Dienstag, 25. September 2018
Lügenpresse
Nachdem der englische General Robert Napier die Bergfestung von Magdala erobert hatte, setzt eine beispiellose Plünderung ein. Gerhard Rohlfs, der als Beobachter bei den Truppen Napiers ist, hat das alles beschrieben. Er hat auch einem betrunkenen englischen Soldaten die goldene Kaiserkrone für zwei Buddeln Rum abgekauft. Er war sich nicht so sicher, ob dies wirklich die Krone des Kaisers Theodor von Abessinien war, schickt das Beutestück aber an den preußischen König. Der sie den Engländern zurückgibt. So korrekt sind die Deutschen. Das ist der Tenor eines Presseberichts über den Verbleib der Krone, mit dem ausländische Unterstellungen von Unterschlagung zurückgewiesen werden. Die vor allem aus Frankreich kommen. An dieser Stelle gebraucht die Zeitung das Wort Lügenpresse. Gemeint sind damit die Franzosen. Wir sind im Jahre 1868, und mich erstaunte dieser frühe Gebrauch des Wortes, das 2014 das Unwort des Jahres war.
Ich hatte nie über die Geschichte des heute inflationär gebrauchten Wortes nachgedacht, musste aber nach der Lektüre des recht guten Wikipedia Artikels feststellen, dass das Wort schon in der Mitte des 19. Jahrhunderts in Gebrauch ist, und vor allem während der 1848er Revolution (als auch die Zensur aufgehoben wird) Konjunktur hat.
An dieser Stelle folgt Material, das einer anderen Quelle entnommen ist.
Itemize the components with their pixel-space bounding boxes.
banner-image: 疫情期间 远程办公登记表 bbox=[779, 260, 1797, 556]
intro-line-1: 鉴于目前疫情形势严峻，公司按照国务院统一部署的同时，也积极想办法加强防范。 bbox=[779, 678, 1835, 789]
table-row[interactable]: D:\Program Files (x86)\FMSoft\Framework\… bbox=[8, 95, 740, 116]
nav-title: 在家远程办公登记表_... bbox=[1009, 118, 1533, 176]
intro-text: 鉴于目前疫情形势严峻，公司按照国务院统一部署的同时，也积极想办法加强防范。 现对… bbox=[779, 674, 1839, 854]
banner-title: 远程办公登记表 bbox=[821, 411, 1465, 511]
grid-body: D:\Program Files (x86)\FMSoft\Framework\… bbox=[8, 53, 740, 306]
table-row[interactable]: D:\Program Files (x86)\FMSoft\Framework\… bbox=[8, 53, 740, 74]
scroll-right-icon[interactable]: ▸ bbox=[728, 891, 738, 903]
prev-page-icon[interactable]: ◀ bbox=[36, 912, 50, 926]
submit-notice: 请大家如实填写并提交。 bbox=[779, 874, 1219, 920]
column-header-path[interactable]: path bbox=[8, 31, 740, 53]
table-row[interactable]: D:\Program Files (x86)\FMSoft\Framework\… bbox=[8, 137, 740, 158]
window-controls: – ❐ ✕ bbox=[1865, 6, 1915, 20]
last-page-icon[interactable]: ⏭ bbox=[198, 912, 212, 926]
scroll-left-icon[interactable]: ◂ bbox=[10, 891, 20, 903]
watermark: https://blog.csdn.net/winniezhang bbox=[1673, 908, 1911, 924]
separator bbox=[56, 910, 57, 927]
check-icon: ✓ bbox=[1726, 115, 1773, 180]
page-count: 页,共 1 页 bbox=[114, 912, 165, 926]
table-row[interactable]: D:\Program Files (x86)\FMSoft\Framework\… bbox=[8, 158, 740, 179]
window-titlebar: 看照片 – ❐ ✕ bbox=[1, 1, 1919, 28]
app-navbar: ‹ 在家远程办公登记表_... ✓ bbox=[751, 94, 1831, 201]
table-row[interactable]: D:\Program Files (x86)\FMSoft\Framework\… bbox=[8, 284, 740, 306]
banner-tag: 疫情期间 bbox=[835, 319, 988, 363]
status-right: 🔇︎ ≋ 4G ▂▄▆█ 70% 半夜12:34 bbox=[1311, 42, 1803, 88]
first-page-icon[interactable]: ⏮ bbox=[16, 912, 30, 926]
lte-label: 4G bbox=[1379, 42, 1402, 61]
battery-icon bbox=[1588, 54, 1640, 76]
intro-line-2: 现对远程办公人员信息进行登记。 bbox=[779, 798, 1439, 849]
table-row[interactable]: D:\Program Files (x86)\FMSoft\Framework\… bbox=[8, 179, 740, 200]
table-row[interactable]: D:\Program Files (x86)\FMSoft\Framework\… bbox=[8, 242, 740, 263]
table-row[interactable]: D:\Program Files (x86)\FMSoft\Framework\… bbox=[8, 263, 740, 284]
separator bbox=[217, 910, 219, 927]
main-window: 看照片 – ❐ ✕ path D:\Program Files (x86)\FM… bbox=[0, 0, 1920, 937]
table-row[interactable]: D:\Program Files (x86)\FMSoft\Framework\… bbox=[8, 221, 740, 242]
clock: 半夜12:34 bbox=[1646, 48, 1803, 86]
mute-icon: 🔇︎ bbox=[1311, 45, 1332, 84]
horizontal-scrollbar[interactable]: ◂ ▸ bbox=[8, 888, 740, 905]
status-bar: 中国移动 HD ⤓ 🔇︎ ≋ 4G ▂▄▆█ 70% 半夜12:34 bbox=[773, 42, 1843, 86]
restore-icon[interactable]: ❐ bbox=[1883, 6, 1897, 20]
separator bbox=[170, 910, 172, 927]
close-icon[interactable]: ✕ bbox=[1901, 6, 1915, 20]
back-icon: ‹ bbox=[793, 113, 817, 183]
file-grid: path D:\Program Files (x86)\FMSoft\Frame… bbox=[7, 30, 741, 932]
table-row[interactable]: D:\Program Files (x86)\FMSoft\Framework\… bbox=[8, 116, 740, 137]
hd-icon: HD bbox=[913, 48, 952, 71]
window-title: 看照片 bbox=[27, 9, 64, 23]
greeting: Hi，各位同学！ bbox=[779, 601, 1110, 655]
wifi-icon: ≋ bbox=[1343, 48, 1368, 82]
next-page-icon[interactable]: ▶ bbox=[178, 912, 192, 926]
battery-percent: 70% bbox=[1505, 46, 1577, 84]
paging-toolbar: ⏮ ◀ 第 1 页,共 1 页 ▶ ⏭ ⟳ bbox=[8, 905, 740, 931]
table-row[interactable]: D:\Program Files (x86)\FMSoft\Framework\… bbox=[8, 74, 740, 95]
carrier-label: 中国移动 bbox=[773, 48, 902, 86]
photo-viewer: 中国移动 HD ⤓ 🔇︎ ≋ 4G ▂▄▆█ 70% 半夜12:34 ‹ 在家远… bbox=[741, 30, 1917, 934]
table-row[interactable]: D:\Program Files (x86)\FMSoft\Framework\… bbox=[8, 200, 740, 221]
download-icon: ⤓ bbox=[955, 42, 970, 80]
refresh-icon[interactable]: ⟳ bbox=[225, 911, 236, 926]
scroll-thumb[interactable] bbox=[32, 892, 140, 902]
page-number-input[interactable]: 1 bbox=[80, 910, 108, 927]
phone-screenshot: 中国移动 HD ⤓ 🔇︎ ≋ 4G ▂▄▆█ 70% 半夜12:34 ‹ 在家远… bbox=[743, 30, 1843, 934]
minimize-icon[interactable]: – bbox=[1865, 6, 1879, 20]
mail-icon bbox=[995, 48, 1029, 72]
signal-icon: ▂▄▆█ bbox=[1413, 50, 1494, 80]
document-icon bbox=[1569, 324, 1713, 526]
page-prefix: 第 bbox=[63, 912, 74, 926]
Nun begann ich zu suchen: wann fängt das Ganze an? Ich fand in einem katholischen Blatt namens Herold des Glaubens aus dem Jahre 1839 den vielleicht frühesten Beleg, allerdings wird die Lügenpresse hier noch in Anführungszeichen gesetzt. 180 Jahre Lügenpresse, 180 Jahre Verteufelung des politischen Gegners. Wir lügen alle betitelte Margret Boveri ihr Buch über den Journalismus im Dritten Reich. Damals hatte das Wort Lügenpresse seine zweite Konjunktur, heute dank AfD und Pegida wieder. Wer heute Lügenpresse brüllt, hatte früher wahrscheinlich ein Abo des Neuen Deutschland. Die Verluderung der Sitten nimmt zu. Können wir stolz darauf sein?
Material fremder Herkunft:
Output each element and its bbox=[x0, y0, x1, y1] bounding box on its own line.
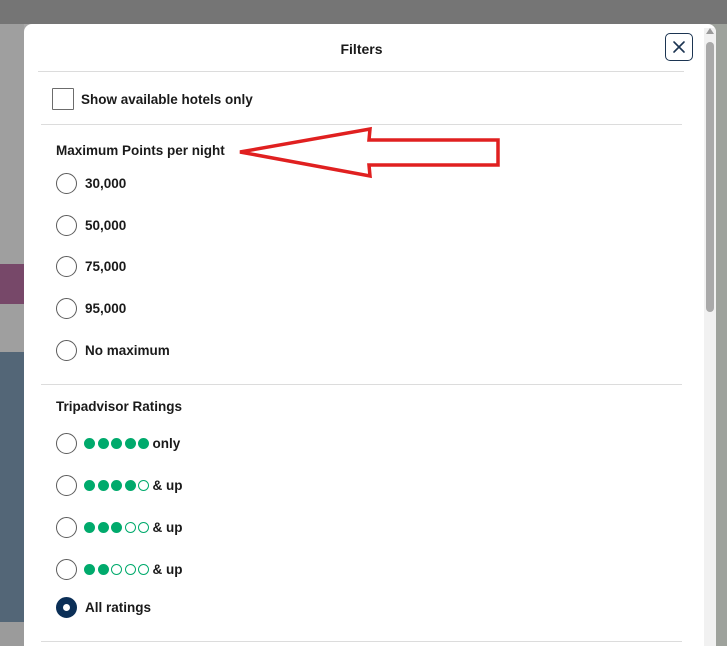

Gerhard Rohlfs war sich 1868 darüber im klaren, dass er wohl nicht die echte goldene Krone an sich genommen hatte. Er spricht davon, dass die wirkliche goldene Königskrone, Säbel, Schwert von Sir Robert Napier fürs englische Gouvernement und mit vollstem Rechte in Beschlag genommen wurde. England hat eine Krone im 20. Jahrhundert Haile Selassie bei einem Staatsbesuch zurückgegeben. Allerdings nur eine silberne, die goldene ist weiterhin im Victoria und Albert Museum. Den Rest der Beutekunst von der Plünderung von Magdala hat man nicht zurückerstattet. Dafür kämpft heute die Organisation Afromet. Nichts auf der Welt kommt wirklich in Ordnung.